例えば、このようなローラコンベヤとして、特許文献1に開示されたものがある。
特許文献1のローラコンベヤは、一般的なローラコンベヤと同様に、平行に配置される左右一対のサイドフレームからなるフレーム部材と、複数のコンベヤローラ(搬送ローラ)を有しており、それぞれのコンベヤローラが2つのサイドフレームに軸支されている。詳細には、コンベヤローラの長手方向の片側に位置する軸部分が、一方のサイドフレームの軸受孔に挿通され、他方側に位置する軸部分が他方のサイドフレームの軸受孔に挿通されている。そして、コンベヤローラの本体部分が2つのサイドフレームの間で回転する。
【0003】
また、コンベヤローラのうちの一つは、駆動ローラとなるモータ内蔵ローラであり、他のコンベヤローラは、自由に回転する従動ローラとなっている。隣接するコンベヤローラ同士は伝動ベルトで巻回されており、駆動ローラが回転することで、全ての従動ローラが回転する。なお、このローラコンベヤは、コンベヤローラとして機能するローラ部分を備えたストッパ部材が設けられたものである。
【0004】
また、特許文献2には、複数のローラを有するローラ式コンベア(ローラコンベヤ)が開示されている。このローラ式コンベアでは、それぞれのローラが、ローラ部と歯車部とを有しており、これらが共に回転する。そして、隣接する2つのローラの歯車部同士の間にフレームに取り付けられた他の歯車が位置している。つまり、特許文献2のローラ式コンベアでは、歯車によって隣接するローラ同士の間で動力が伝達され、隣接するローラ同士が連動して回転する。
【0005】
また、特許文献2における実施形態1のローラ式コンベアでは、ローラの軸部分となるガイドピンを、フレームの一部である支持部の上に載置し、フレームにカバーを取り付ける。このとき、カバーの下縁に形成された凹部によってガイドピンを押さえ、ローラをフレームに取り付ける。
なお、特許文献2における実施形態2のローラ式コンベアでは、ローラ部と歯車部を有するローラをフレームの壁部分に形成された軸受孔に挿通することで、フレームの壁部分の内側にローラ部を配し、フレームの壁部分の外側に歯車部を配する。
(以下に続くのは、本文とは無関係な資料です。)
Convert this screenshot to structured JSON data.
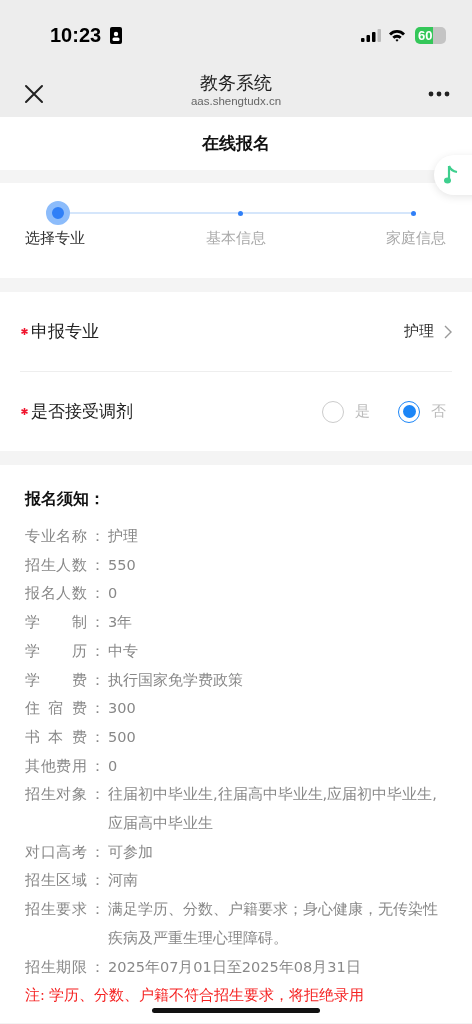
{
  "status_bar": {
    "time": "10:23",
    "battery": "60"
  },
  "nav": {
    "title": "教务系统",
    "url": "aas.shengtudx.cn"
  },
  "page_title": "在线报名",
  "steps": [
    {
      "label": "选择专业",
      "selected": true
    },
    {
      "label": "基本信息",
      "selected": false
    },
    {
      "label": "家庭信息",
      "selected": false
    }
  ],
  "form": {
    "major": {
      "label": "申报专业",
      "value": "护理"
    },
    "adjust": {
      "label": "是否接受调剂",
      "options": [
        {
          "label": "是",
          "selected": false
        },
        {
          "label": "否",
          "selected": true
        }
      ]
    }
  },
  "notice": {
    "title": "报名须知：",
    "items": [
      {
        "label": "专业名称",
        "sep": "：",
        "value": "护理"
      },
      {
        "label": "招生人数",
        "sep": "：",
        "value": "550"
      },
      {
        "label": "报名人数",
        "sep": "：",
        "value": "0"
      },
      {
        "label": "学 制",
        "sep": "：",
        "value": "3年"
      },
      {
        "label": "学 历",
        "sep": "：",
        "value": "中专"
      },
      {
        "label": "学 费",
        "sep": "：",
        "value": "执行国家免学费政策"
      },
      {
        "label": "住 宿 费",
        "sep": "：",
        "value": "300"
      },
      {
        "label": "书 本 费",
        "sep": "：",
        "value": "500"
      },
      {
        "label": "其他费用",
        "sep": "：",
        "value": "0"
      },
      {
        "label": "招生对象",
        "sep": "：",
        "value": "往届初中毕业生,往届高中毕业生,应届初中毕业生,应届高中毕业生"
      },
      {
        "label": "对口高考",
        "sep": "：",
        "value": "可参加"
      },
      {
        "label": "招生区域",
        "sep": "：",
        "value": "河南"
      },
      {
        "label": "招生要求",
        "sep": "：",
        "value": "满足学历、分数、户籍要求；身心健康，无传染性疾病及严重生理心理障碍。"
      },
      {
        "label": "招生期限",
        "sep": "：",
        "value": "2025年07月01日至2025年08月31日"
      }
    ],
    "warning": "注: 学历、分数、户籍不符合招生要求，将拒绝录用"
  }
}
このローラは、平行に延びるフレームの一方のみに支持されるローラとなっている。
【先行技術文献】
【特許文献】
【0006】
【特許文献1】特開2020-70123号公報
【特許文献2】特開2001-171816号公報
【発明の概要】
【発明が解決しようとする課題】
【0007】
本発明者らは、特許文献1に開示されたようなコンベヤ装置において、隣接するコンベヤローラ同士の動力の伝達を伝動ベルトではなく、歯車で行うことを考えた。そして、そのようなコンベヤ装置を実際に試作してみたところ、コンベヤ装置の組み立てが非常に煩雑であった。
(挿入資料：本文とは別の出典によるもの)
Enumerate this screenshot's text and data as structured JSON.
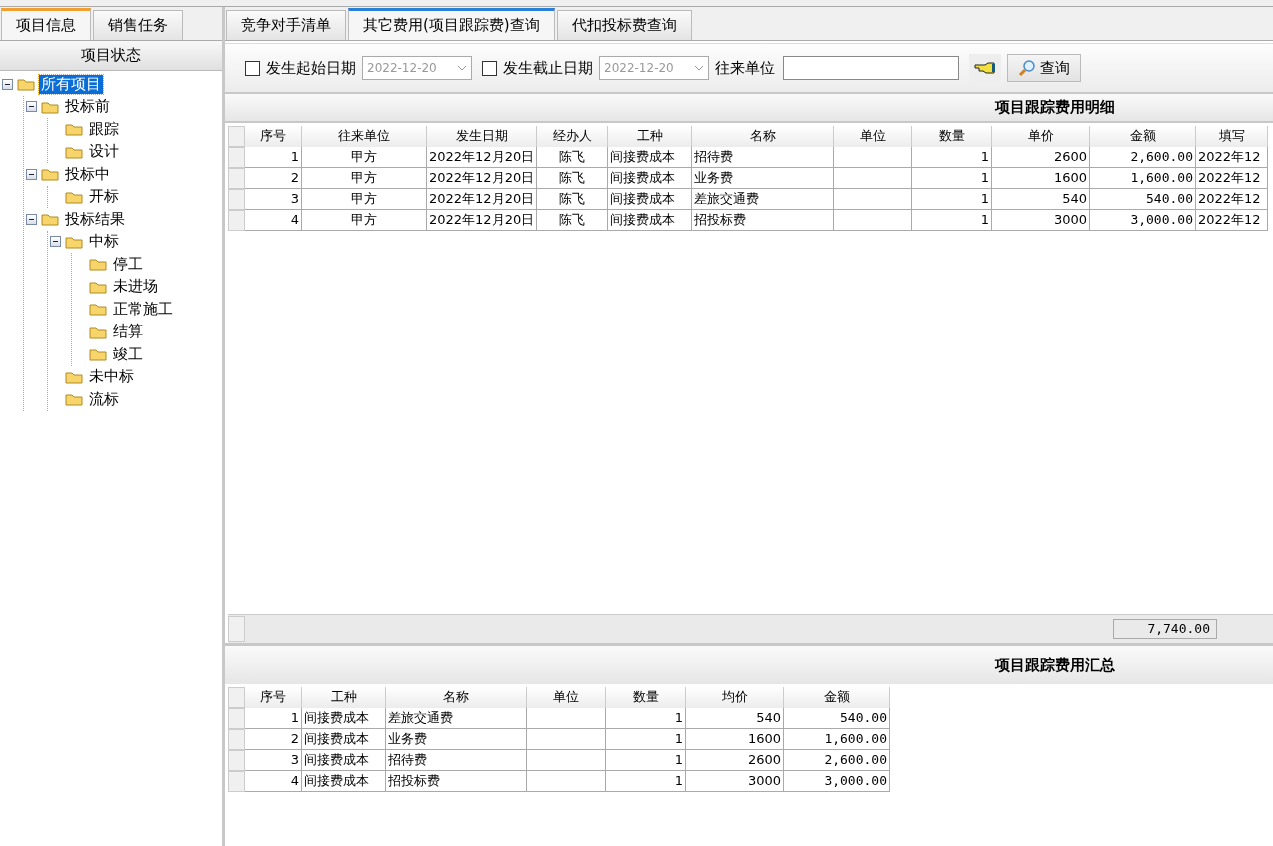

すなわち、このようなコンベヤ装置では、コンベヤローラの軸部分をフレーム部材の軸受け孔に挿通してコンベヤローラを取り付けた後、フレーム部材の外側からコンベヤローラの軸部分に歯車部材を取り付ける必要があった。しかしながら、コンベヤ装置を狭い場所に構築する場合等において、組み立て作業がやり難く、組み立てに時間を要してしまう場合があった。
【0008】
また、上記した特許文献2における実施形態1のローラ式コンベアでは、ローラの軸部分を支持部の上に位置合わせをして載置し、さらに、カバーを取り付ける際にローラの軸部分の上にカバーの凹部を合わせて取り付けねばならず、組み立て作業が困難であった。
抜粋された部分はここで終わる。